30 ago 2014 . Actualizado a las 07:00 h.

Sufro, padezco desde hace muchos años el síndrome cívico de Estocolmo.  Lo contraje en mi primer  viaje a Suecia, y desde entonces no hizo más que crecer. Admiro casi todo del comportamiento ciudadano de los países nórdicos.  Acaso la rudeza extrema de un clima que hurta la luz muchos meses al año, sería la pega que pondría a las naciones escandinavas. Pero como el mundo se ha vuelto del revés, resulta que estos días en Copenhague el tiempo climático me ha devuelto el verano después  de ese otoño suave que ha sido agosto en Galicia.  Sorprendentemente, las altas temperaturas y la explosión de una luz límpida y transparente, más primaveral que otoñal, ha sido la cálida e inesperada bienvenida de esta semana danesa que cierra mi galaico -inicialmente- periplo estival.

Y he vuelto a  constatar el profundo y casi obsesivo respeto por el medio ambiente, recordando que cada habitante de Dinamarca posee dos bicicletas, el tráfico en automóvil -en un país que no produce coches y penaliza su importación con un 180 por ciento de impuestos-, prima hegemónicamente a los transportes públicos con una eficaz política intermodal.  Contemplando una ejemplar regulación urbanística racional y sostenible, y, en última instancia dando al ciudadano todo aquello que demanda en materia de educación, sanidad, dependencia y pensiones.

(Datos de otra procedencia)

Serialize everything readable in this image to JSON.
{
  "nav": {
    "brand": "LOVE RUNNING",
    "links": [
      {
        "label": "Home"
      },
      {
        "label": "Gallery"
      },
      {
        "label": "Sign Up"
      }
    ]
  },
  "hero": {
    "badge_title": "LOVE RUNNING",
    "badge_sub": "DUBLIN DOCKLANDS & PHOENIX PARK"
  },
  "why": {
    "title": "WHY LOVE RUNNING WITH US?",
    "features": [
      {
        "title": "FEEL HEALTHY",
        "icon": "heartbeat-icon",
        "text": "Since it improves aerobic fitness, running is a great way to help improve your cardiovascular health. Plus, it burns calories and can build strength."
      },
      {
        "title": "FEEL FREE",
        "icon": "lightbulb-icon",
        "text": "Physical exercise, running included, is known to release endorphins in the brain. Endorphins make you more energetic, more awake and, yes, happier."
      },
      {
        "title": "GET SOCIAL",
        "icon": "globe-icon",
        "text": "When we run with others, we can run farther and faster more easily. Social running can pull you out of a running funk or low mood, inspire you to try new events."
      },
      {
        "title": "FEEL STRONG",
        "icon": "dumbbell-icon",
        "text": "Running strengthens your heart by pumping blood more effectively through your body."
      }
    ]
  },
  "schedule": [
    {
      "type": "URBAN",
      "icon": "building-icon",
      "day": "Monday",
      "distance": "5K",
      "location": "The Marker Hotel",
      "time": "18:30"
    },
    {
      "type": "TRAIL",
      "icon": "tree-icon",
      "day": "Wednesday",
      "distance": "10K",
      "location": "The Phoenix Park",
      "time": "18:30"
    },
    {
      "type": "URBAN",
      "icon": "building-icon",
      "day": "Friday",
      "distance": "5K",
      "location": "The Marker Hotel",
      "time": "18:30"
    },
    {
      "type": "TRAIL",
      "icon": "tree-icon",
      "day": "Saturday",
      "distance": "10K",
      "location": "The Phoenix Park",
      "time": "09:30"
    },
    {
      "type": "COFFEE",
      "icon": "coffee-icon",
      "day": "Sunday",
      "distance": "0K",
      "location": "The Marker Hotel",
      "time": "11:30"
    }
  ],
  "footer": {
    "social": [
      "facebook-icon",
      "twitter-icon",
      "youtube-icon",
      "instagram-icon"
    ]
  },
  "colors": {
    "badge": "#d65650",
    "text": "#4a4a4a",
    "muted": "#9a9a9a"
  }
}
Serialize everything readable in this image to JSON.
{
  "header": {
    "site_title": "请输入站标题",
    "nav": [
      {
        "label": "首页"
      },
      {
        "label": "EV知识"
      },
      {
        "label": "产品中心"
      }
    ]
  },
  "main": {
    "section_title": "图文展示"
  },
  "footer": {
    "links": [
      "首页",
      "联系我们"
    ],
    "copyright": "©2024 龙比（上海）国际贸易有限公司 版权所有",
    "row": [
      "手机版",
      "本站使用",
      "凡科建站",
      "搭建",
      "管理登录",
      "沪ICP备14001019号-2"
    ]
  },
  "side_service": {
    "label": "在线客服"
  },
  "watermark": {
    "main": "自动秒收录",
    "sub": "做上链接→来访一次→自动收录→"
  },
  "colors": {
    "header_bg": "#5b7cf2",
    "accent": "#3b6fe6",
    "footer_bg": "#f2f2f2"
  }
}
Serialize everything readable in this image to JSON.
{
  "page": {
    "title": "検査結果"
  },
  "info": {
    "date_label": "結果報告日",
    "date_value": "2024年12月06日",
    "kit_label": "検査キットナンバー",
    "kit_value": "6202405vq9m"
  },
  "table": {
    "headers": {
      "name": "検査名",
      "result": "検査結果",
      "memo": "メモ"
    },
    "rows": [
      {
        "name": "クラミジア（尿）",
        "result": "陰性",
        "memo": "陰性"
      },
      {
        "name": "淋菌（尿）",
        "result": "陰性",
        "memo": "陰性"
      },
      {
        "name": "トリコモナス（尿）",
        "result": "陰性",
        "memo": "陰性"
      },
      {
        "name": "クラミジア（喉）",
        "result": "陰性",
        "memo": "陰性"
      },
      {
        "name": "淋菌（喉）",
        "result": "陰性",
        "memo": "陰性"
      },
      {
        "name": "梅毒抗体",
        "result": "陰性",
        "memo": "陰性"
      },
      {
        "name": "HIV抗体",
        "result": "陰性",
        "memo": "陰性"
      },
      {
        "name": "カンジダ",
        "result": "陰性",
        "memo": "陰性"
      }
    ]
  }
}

Y de forma natural, manteniendo una política de empleo sin sobresaltos, cercana al trabajo para todos, y un altísimo nivel de satisfacción entre sus poco más de cinco millones de habitantes. Todo ello con una elevada fiscalidad que revierte en el bienestar directo de los daneses, solidariamente disciplinados, se sienten orgullosos de pertenecer a una comunidad que supo reinventarse a lo largo de los dos últimos siglos, con guerras de familia con sus vecinos suecos, sufriendo la ocupación nazi, y enviando desde Copenhague a casi cuatrocientos mil daneses pobres a descubrir el milagro americano en los primeros años del pasado siglo.

Tengo muy acusado el síndrome de Estocolmo.  Se incrementa cuando viajo más al norte y veo el desarrollo último de estas sociedades, su pulcritud democrática, su desarrollo armónico, el orden dispuesto para un crecimiento sin demasiados altibajos.

Veo desde mi habitación la estatua de Andersen que mira al Tívoli, el legendario parque de atracciones europeo, y pienso que los viejos  cuentos del maestro Andersen son la parábola necesaria de un país que también ha sido la patria de Kierkegaard.  La imaginación y el análisis de una realidad que quizás el ensayista no llegó a vaticinar.

En el centro de la ciudad hay una torre en el viejo edificio de la Bolsa, formada por las colas de cuatro dragones que se entrelazan desde su base. La metáfora escandinava se hizo realidad. Más al norte.